Um exemplo concreto do que já é possível vem do CRECI-RS, que aboliu o GLP da sede em Porto Alegre e das 17 delegacias no estado — incluindo Capão da Canoa, Gramado, Caxias do Sul, Bento Gonçalves, Tramandaí e Torres — e publicou seu inventário de emissões de gases de efeito estufa (outubro de 2025), com 23,958 tCO₂e mitigadas, seguindo o Programa Brasileiro GHG Protocol e a NBR ISO 14064-1. O caso demonstra, na prática, que é possível operar sem queimar combustível fóssil e aponta a direção que o mercado já toma: empresas que buscam certificações reconhecidas, mensuram suas emissões e mostram essa transparência aos seus clientes constroem confiança e diferencial competitivo real.
A boa notícia é que pequenos investimentos já transformam a saúde e as emissões de um imóvel: a troca do fogão a gás por um fogão por indução, a adoção de energia renovável e a escolha de materiais de construção e móveis internos que liberam compostos orgânicos voláteis e formaldeído já podem melhorar em muito as emissões de gases e poluentes atmosféricos internos, protegendo a saúde da família.

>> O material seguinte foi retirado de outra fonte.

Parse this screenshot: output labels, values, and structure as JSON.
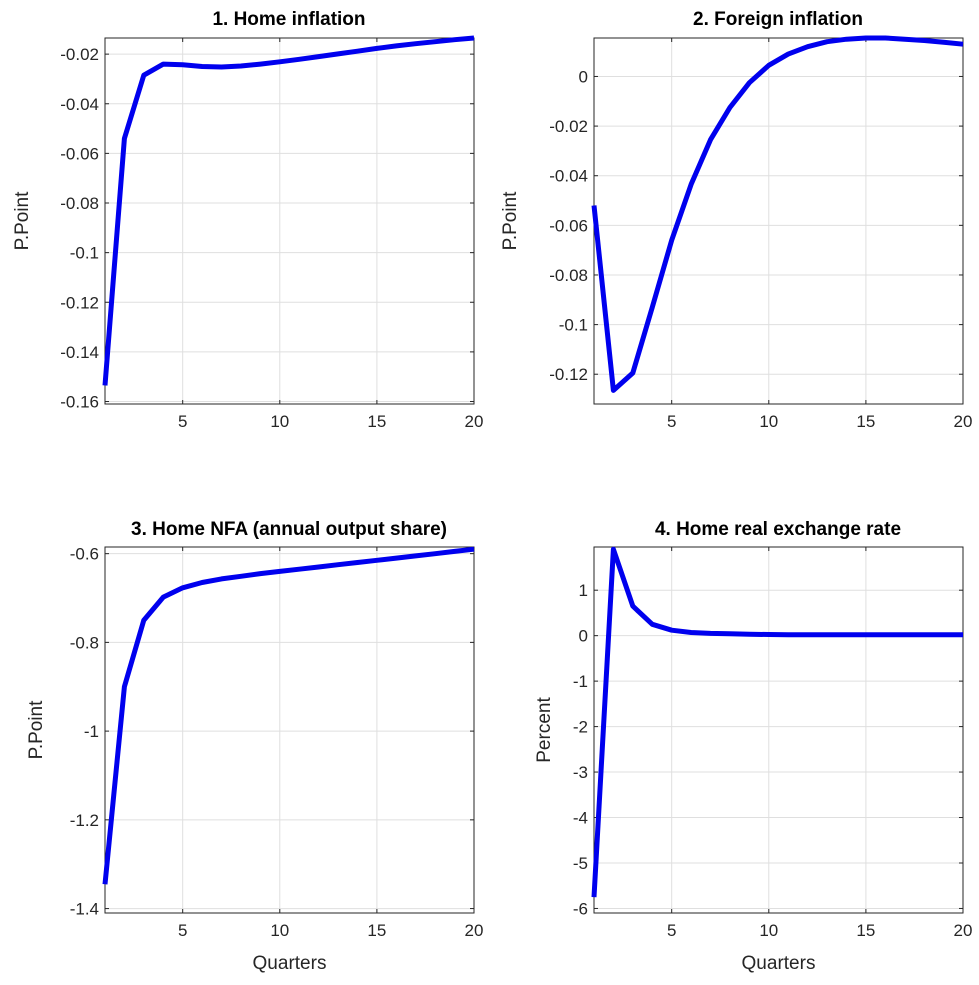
{
  "colors": {
    "series": "#0000ee"
  },
  "chart_data": [
    {
      "type": "line",
      "title": "1. Home inflation",
      "xlabel": "",
      "ylabel": "P.Point",
      "xlim": [
        1,
        20
      ],
      "ylim": [
        -0.161,
        -0.0135
      ],
      "xticks": [
        5,
        10,
        15,
        20
      ],
      "xtick_labels": [
        "5",
        "10",
        "15",
        "20"
      ],
      "yticks": [
        -0.16,
        -0.14,
        -0.12,
        -0.1,
        -0.08,
        -0.06,
        -0.04,
        -0.02
      ],
      "ytick_labels": [
        "-0.16",
        "-0.14",
        "-0.12",
        "-0.1",
        "-0.08",
        "-0.06",
        "-0.04",
        "-0.02"
      ],
      "grid": true,
      "x": [
        1,
        2,
        3,
        4,
        5,
        6,
        7,
        8,
        9,
        10,
        11,
        12,
        13,
        14,
        15,
        16,
        17,
        18,
        19,
        20
      ],
      "values": [
        -0.1535,
        -0.054,
        -0.0285,
        -0.024,
        -0.0243,
        -0.025,
        -0.0252,
        -0.0248,
        -0.024,
        -0.0231,
        -0.0221,
        -0.021,
        -0.0199,
        -0.0188,
        -0.0177,
        -0.0167,
        -0.0158,
        -0.015,
        -0.0142,
        -0.0135
      ]
    },
    {
      "type": "line",
      "title": "2. Foreign inflation",
      "xlabel": "",
      "ylabel": "P.Point",
      "xlim": [
        1,
        20
      ],
      "ylim": [
        -0.132,
        0.0155
      ],
      "xticks": [
        5,
        10,
        15,
        20
      ],
      "xtick_labels": [
        "5",
        "10",
        "15",
        "20"
      ],
      "yticks": [
        -0.12,
        -0.1,
        -0.08,
        -0.06,
        -0.04,
        -0.02,
        0
      ],
      "ytick_labels": [
        "-0.12",
        "-0.1",
        "-0.08",
        "-0.06",
        "-0.04",
        "-0.02",
        "0"
      ],
      "grid": true,
      "x": [
        1,
        2,
        3,
        4,
        5,
        6,
        7,
        8,
        9,
        10,
        11,
        12,
        13,
        14,
        15,
        16,
        17,
        18,
        19,
        20
      ],
      "values": [
        -0.052,
        -0.1265,
        -0.1195,
        -0.093,
        -0.066,
        -0.0435,
        -0.0255,
        -0.0125,
        -0.0025,
        0.0045,
        0.009,
        0.012,
        0.014,
        0.015,
        0.0155,
        0.0155,
        0.015,
        0.0145,
        0.0138,
        0.013
      ]
    },
    {
      "type": "line",
      "title": "3. Home NFA (annual output share)",
      "xlabel": "Quarters",
      "ylabel": "P.Point",
      "xlim": [
        1,
        20
      ],
      "ylim": [
        -1.41,
        -0.585
      ],
      "xticks": [
        5,
        10,
        15,
        20
      ],
      "xtick_labels": [
        "5",
        "10",
        "15",
        "20"
      ],
      "yticks": [
        -1.4,
        -1.2,
        -1,
        -0.8,
        -0.6
      ],
      "ytick_labels": [
        "-1.4",
        "-1.2",
        "-1",
        "-0.8",
        "-0.6"
      ],
      "grid": true,
      "x": [
        1,
        2,
        3,
        4,
        5,
        6,
        7,
        8,
        9,
        10,
        11,
        12,
        13,
        14,
        15,
        16,
        17,
        18,
        19,
        20
      ],
      "values": [
        -1.345,
        -0.9,
        -0.75,
        -0.698,
        -0.677,
        -0.665,
        -0.657,
        -0.651,
        -0.645,
        -0.64,
        -0.635,
        -0.63,
        -0.625,
        -0.62,
        -0.615,
        -0.61,
        -0.605,
        -0.6,
        -0.595,
        -0.59
      ]
    },
    {
      "type": "line",
      "title": "4. Home real exchange rate",
      "xlabel": "Quarters",
      "ylabel": "Percent",
      "xlim": [
        1,
        20
      ],
      "ylim": [
        -6.1,
        1.95
      ],
      "xticks": [
        5,
        10,
        15,
        20
      ],
      "xtick_labels": [
        "5",
        "10",
        "15",
        "20"
      ],
      "yticks": [
        -6,
        -5,
        -4,
        -3,
        -2,
        -1,
        0,
        1
      ],
      "ytick_labels": [
        "-6",
        "-5",
        "-4",
        "-3",
        "-2",
        "-1",
        "0",
        "1"
      ],
      "grid": true,
      "x": [
        1,
        2,
        3,
        4,
        5,
        6,
        7,
        8,
        9,
        10,
        11,
        12,
        13,
        14,
        15,
        16,
        17,
        18,
        19,
        20
      ],
      "values": [
        -5.75,
        1.9,
        0.65,
        0.25,
        0.12,
        0.07,
        0.05,
        0.04,
        0.03,
        0.025,
        0.02,
        0.02,
        0.02,
        0.02,
        0.02,
        0.02,
        0.02,
        0.02,
        0.02,
        0.02
      ]
    }
  ]
}
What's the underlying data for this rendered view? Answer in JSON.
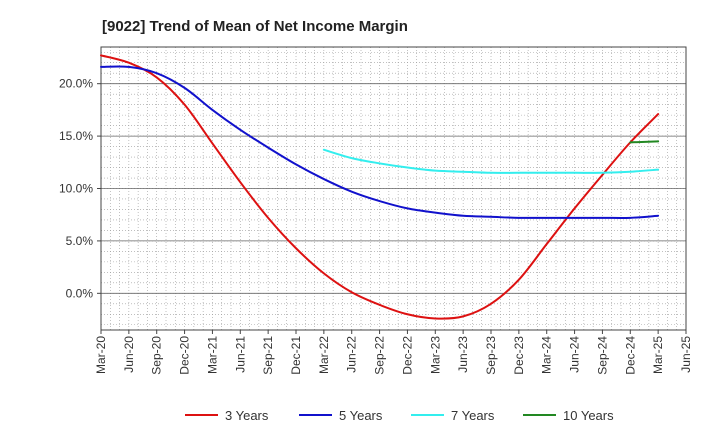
{
  "chart_data": {
    "type": "line",
    "title": "[9022]  Trend of Mean of Net Income Margin",
    "xlabel": "",
    "ylabel": "",
    "x_ticks": [
      "Mar-20",
      "Jun-20",
      "Sep-20",
      "Dec-20",
      "Mar-21",
      "Jun-21",
      "Sep-21",
      "Dec-21",
      "Mar-22",
      "Jun-22",
      "Sep-22",
      "Dec-22",
      "Mar-23",
      "Jun-23",
      "Sep-23",
      "Dec-23",
      "Mar-24",
      "Jun-24",
      "Sep-24",
      "Dec-24",
      "Mar-25",
      "Jun-25"
    ],
    "y_ticks": [
      {
        "value": 0,
        "label": "0.0%"
      },
      {
        "value": 5,
        "label": "5.0%"
      },
      {
        "value": 10,
        "label": "10.0%"
      },
      {
        "value": 15,
        "label": "15.0%"
      },
      {
        "value": 20,
        "label": "20.0%"
      }
    ],
    "ylim": [
      -3.5,
      23.5
    ],
    "grid": true,
    "legend_position": "bottom",
    "series": [
      {
        "name": "3 Years",
        "color": "#dd1111",
        "x": [
          "Mar-20",
          "Jun-20",
          "Sep-20",
          "Dec-20",
          "Mar-21",
          "Jun-21",
          "Sep-21",
          "Dec-21",
          "Mar-22",
          "Jun-22",
          "Sep-22",
          "Dec-22",
          "Mar-23",
          "Jun-23",
          "Sep-23",
          "Dec-23",
          "Mar-24",
          "Jun-24",
          "Sep-24",
          "Dec-24",
          "Mar-25"
        ],
        "values": [
          22.7,
          22.0,
          20.6,
          18.0,
          14.3,
          10.6,
          7.2,
          4.3,
          1.9,
          0.1,
          -1.1,
          -2.0,
          -2.4,
          -2.2,
          -1.0,
          1.3,
          4.7,
          8.1,
          11.3,
          14.4,
          17.1
        ]
      },
      {
        "name": "5 Years",
        "color": "#1111cc",
        "x": [
          "Mar-20",
          "Jun-20",
          "Sep-20",
          "Dec-20",
          "Mar-21",
          "Jun-21",
          "Sep-21",
          "Dec-21",
          "Mar-22",
          "Jun-22",
          "Sep-22",
          "Dec-22",
          "Mar-23",
          "Jun-23",
          "Sep-23",
          "Dec-23",
          "Mar-24",
          "Jun-24",
          "Sep-24",
          "Dec-24",
          "Mar-25"
        ],
        "values": [
          21.6,
          21.6,
          21.0,
          19.6,
          17.5,
          15.6,
          13.9,
          12.3,
          10.9,
          9.7,
          8.8,
          8.1,
          7.7,
          7.4,
          7.3,
          7.2,
          7.2,
          7.2,
          7.2,
          7.2,
          7.4
        ]
      },
      {
        "name": "7 Years",
        "color": "#33eeee",
        "x": [
          "Mar-22",
          "Jun-22",
          "Sep-22",
          "Dec-22",
          "Mar-23",
          "Jun-23",
          "Sep-23",
          "Dec-23",
          "Mar-24",
          "Jun-24",
          "Sep-24",
          "Dec-24",
          "Mar-25"
        ],
        "values": [
          13.7,
          12.9,
          12.4,
          12.0,
          11.7,
          11.6,
          11.5,
          11.5,
          11.5,
          11.5,
          11.5,
          11.6,
          11.8
        ]
      },
      {
        "name": "10 Years",
        "color": "#228822",
        "x": [
          "Dec-24",
          "Mar-25"
        ],
        "values": [
          14.4,
          14.5
        ]
      }
    ]
  }
}
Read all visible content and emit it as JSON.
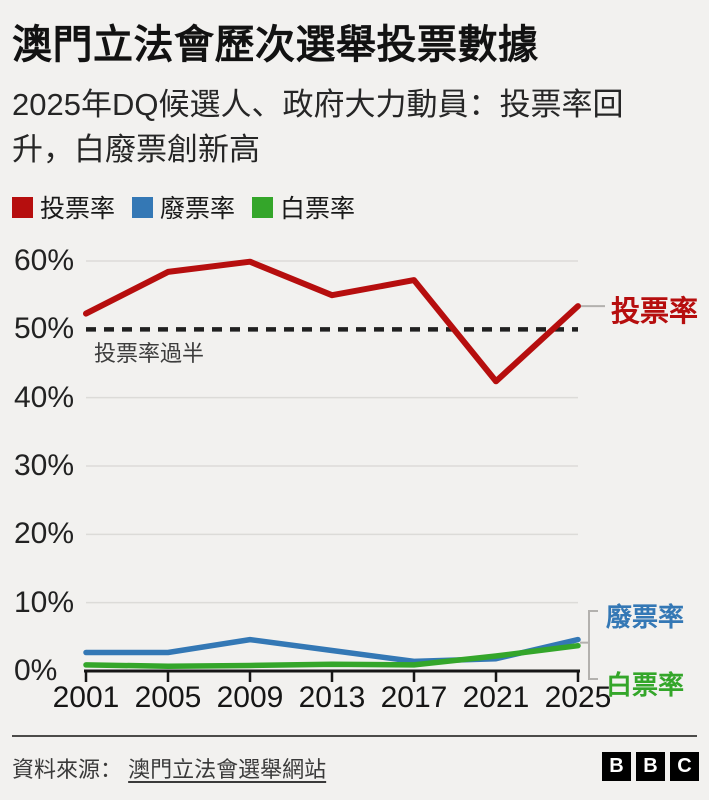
{
  "header": {
    "title": "澳門立法會歷次選舉投票數據",
    "subtitle": "2025年DQ候選人、政府大力動員：投票率回升，白廢票創新高"
  },
  "legend": [
    {
      "label": "投票率",
      "color": "#b60e0e"
    },
    {
      "label": "廢票率",
      "color": "#3478b5"
    },
    {
      "label": "白票率",
      "color": "#34a62a"
    }
  ],
  "chart_data": {
    "type": "line",
    "x": [
      2001,
      2005,
      2009,
      2013,
      2017,
      2021,
      2025
    ],
    "x_labels": [
      "2001",
      "2005",
      "2009",
      "2013",
      "2017",
      "2021",
      "2025"
    ],
    "series": [
      {
        "name": "投票率",
        "color": "#b60e0e",
        "values": [
          52.3,
          58.4,
          59.9,
          55.0,
          57.2,
          42.4,
          53.4
        ]
      },
      {
        "name": "廢票率",
        "color": "#3478b5",
        "values": [
          2.7,
          2.7,
          4.6,
          3.0,
          1.4,
          1.8,
          4.6
        ]
      },
      {
        "name": "白票率",
        "color": "#34a62a",
        "values": [
          0.9,
          0.7,
          0.8,
          1.0,
          0.9,
          2.2,
          3.7
        ]
      }
    ],
    "y_ticks": [
      {
        "value": 60,
        "label": "60%"
      },
      {
        "value": 50,
        "label": "50%"
      },
      {
        "value": 40,
        "label": "40%"
      },
      {
        "value": 30,
        "label": "30%"
      },
      {
        "value": 20,
        "label": "20%"
      },
      {
        "value": 10,
        "label": "10%"
      },
      {
        "value": 0,
        "label": "0%"
      }
    ],
    "ylim": [
      0,
      62
    ],
    "grid": "horizontal",
    "legend_position": "top",
    "reference_line": {
      "value": 50,
      "label": "投票率過半"
    },
    "end_labels": [
      "投票率",
      "廢票率",
      "白票率"
    ]
  },
  "footer": {
    "source_prefix": "資料來源：",
    "source_link": "澳門立法會選舉網站",
    "logo_blocks": [
      "B",
      "B",
      "C"
    ]
  }
}
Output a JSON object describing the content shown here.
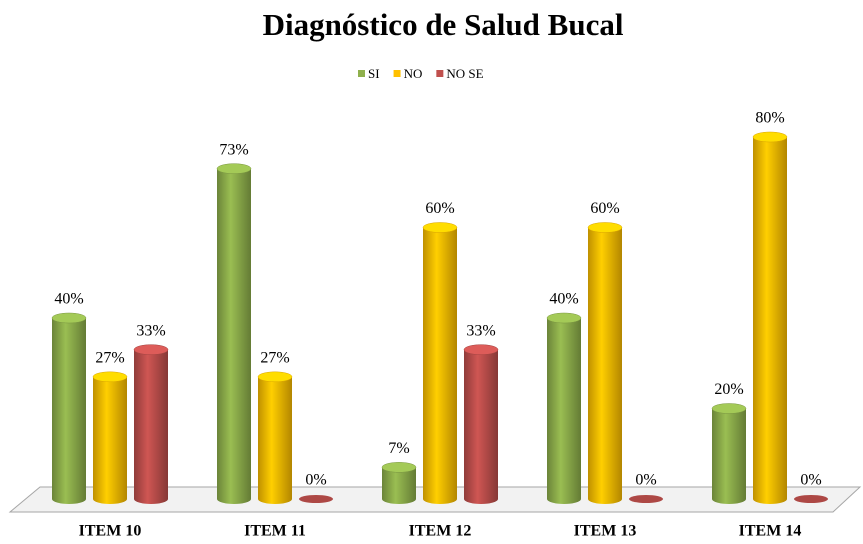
{
  "chart_data": {
    "type": "bar",
    "title": "Diagnóstico de Salud Bucal",
    "categories": [
      "ITEM 10",
      "ITEM 11",
      "ITEM 12",
      "ITEM 13",
      "ITEM 14"
    ],
    "series": [
      {
        "name": "SI",
        "color": "#8fb04c",
        "values": [
          40,
          73,
          7,
          40,
          20
        ],
        "value_labels": [
          "40%",
          "73%",
          "7%",
          "40%",
          "20%"
        ]
      },
      {
        "name": "NO",
        "color": "#ffc000",
        "values": [
          27,
          27,
          60,
          60,
          80
        ],
        "value_labels": [
          "27%",
          "27%",
          "60%",
          "60%",
          "80%"
        ]
      },
      {
        "name": "NO  SE",
        "color": "#c0504d",
        "values": [
          33,
          0,
          33,
          0,
          0
        ],
        "value_labels": [
          "33%",
          "0%",
          "33%",
          "0%",
          "0%"
        ]
      }
    ],
    "legend": "top"
  }
}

E o mercado já percebeu: o cliente já está perguntando sobre esses detalhes antes de fechar negócio.
E não paramos por aí. Quando a construção é feita para terceiros, como hospitais, hotéis e restaurantes, o item essencial é a inclusão de fogões e caldeiras elétricas, que não emitem esses gases e poluentes. Arquitetos atentos garantem a aceitação do cliente e abrem um grande potencial de mercado, prática que já ocorre em vários países do mundo, inclusive com a exclusão de itens na construção civil que não atendem aos padrões de saúde e sustentabilidade.
O movimento, porém, não pode parar nas empresas. As próprias prefeituras devem se atentar aos produtos que protegem a saúde pública na aprovação de projetos, condicionando licenças a soluções comprovadamente sustentáveis. Ao mesmo tempo, o novo esforço das agências de publicidade será encontrar referências de sustentabilidade nos produtos e serviços de seus clientes, que tratem da proteção da saúde e do meio ambiente, porque a sociedade começou a se informar, iniciando pela área médica — que já está à frente de movimentos para a proteção da saúde pública —, sobre a nocividade escancarada de vários produtos. A construção civil já começou, com energia renovável, telhados verdes e captação de água da chuva, mas, mesmo com todos esses esforços, precisaríamos de séculos para voltar a temperatura da Terra ao normal, o que torna cada decisão de hoje ainda mais decisiva. Quem se adianta lidera o padrão de um mercado que já entendeu que o imóvel do futuro é, antes de tudo, saudável, transparente, rastreável e sustentável. Diante de toda essa urgência, há uma oportunidade que não pode ser ignorada: a transição energética sustentável não é apenas um dever ambiental; é um novo e promissor mercado, capaz de transformar a construção civil e o mercado imobiliário gaúcho em protagonistas de um futuro mais saudável, mais lucrativo e mais sustentável.